Washington Region Collaboration Encouraged to Combat Effects of Sequestration

To combat the effects of federal sequestration, business leaders in the Washington region are urging government officials to compete less and work collaboratively to create jobs and grow the area’s economy.  As reported by the Washington Post,

A historic slowdown in federal spending — caused largely by the mandated budget cuts known as sequestration — has taken a bite of $11 billion a year in government contracts out of the area’s economy and forced local companies to scramble to respond.

It has also prompted local business and civic leaders to push state and local governments to compete less with one another for jobs, investment and sports teams. They are urging politicians instead to collaborate in areas such as training workers, marketing the region and, above all, improving transportation.

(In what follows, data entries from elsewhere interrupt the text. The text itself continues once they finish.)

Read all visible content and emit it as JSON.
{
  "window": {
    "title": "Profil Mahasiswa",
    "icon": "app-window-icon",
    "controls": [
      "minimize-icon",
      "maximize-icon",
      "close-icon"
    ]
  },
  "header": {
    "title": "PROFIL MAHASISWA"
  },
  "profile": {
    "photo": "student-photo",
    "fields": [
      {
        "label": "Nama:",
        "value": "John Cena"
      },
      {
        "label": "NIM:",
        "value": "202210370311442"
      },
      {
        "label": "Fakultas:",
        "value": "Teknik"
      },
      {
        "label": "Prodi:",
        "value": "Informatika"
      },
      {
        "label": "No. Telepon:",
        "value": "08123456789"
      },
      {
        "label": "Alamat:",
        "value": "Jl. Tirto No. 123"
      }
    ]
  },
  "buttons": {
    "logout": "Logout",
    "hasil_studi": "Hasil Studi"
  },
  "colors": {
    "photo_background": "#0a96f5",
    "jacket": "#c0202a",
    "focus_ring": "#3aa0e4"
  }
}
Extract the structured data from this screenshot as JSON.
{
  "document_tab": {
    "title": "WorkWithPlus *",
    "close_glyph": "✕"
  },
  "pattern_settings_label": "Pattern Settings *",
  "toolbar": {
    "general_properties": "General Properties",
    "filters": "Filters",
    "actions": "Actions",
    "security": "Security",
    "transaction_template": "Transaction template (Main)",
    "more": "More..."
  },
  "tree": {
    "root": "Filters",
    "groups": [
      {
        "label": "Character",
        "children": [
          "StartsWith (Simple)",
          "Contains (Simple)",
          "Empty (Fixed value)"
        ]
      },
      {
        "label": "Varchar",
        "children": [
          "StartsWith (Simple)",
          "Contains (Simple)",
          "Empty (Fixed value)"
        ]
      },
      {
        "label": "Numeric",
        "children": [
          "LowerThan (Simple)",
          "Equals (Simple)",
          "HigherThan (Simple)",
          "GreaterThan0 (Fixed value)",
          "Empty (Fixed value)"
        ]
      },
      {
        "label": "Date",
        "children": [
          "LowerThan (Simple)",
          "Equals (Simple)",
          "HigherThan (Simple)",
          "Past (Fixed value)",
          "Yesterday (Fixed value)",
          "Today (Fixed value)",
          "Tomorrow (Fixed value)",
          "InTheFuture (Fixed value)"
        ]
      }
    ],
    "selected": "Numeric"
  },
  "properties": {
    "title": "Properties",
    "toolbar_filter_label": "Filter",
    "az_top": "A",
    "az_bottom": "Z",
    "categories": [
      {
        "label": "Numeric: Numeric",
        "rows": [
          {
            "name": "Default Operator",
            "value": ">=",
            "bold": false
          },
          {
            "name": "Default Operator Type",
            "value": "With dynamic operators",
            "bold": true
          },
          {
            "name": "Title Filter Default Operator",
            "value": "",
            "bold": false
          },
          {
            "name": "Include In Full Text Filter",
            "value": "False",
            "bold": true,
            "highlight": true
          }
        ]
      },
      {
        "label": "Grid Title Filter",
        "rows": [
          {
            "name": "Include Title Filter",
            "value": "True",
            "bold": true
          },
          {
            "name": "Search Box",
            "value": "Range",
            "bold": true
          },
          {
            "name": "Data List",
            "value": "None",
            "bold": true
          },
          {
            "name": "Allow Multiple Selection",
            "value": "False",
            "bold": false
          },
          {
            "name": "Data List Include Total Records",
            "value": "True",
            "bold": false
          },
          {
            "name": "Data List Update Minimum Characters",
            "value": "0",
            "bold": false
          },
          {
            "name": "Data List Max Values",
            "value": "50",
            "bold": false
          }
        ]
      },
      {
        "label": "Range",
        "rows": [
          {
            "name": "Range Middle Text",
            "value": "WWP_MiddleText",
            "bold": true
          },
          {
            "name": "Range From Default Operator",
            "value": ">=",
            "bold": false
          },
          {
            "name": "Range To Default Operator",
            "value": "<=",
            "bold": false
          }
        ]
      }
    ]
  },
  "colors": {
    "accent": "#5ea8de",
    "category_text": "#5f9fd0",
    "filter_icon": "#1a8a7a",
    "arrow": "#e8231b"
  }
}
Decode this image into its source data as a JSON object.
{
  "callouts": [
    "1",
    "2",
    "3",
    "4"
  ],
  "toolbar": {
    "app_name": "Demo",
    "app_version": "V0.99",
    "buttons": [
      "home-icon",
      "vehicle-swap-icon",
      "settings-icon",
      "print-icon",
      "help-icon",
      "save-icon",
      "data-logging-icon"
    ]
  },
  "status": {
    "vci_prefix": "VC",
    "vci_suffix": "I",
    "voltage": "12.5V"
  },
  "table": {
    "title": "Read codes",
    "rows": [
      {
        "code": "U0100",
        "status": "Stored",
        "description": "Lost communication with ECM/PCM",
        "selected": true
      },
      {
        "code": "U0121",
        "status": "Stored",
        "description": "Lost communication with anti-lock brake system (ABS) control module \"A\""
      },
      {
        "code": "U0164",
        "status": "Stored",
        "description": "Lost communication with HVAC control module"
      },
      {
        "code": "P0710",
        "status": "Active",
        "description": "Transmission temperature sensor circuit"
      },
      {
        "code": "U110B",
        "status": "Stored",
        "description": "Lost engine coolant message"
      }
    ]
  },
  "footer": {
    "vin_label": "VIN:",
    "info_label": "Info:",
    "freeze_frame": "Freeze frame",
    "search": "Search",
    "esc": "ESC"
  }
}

The goal is to nudge the region to compete more effectively with rival metropolitan areas such as Silicon Valley and Boston. The concern is that without such change, the Washington area risks becoming an economic laggard.

To carry out this goal, business and civic leaders have formed a group to “produce a post-sequestration “Road Map” for the region’s economy.

The 2030 Group, led by ­Maryland developer Robert E. Buchanan, organized the effort. It has hired George Mason University economist Stephen S. Fuller to study how to aid seven key local industries, including information technology and bio-health services, that have high growth potential. The group plans to release its results by October.

The eventual goal is one or more “regional summits” to agree on a strategy for “diversifying the region’s economy based on its unique competitive position . . . as the capital of the world’s largest economy,” according to the Road Map’s research proposal.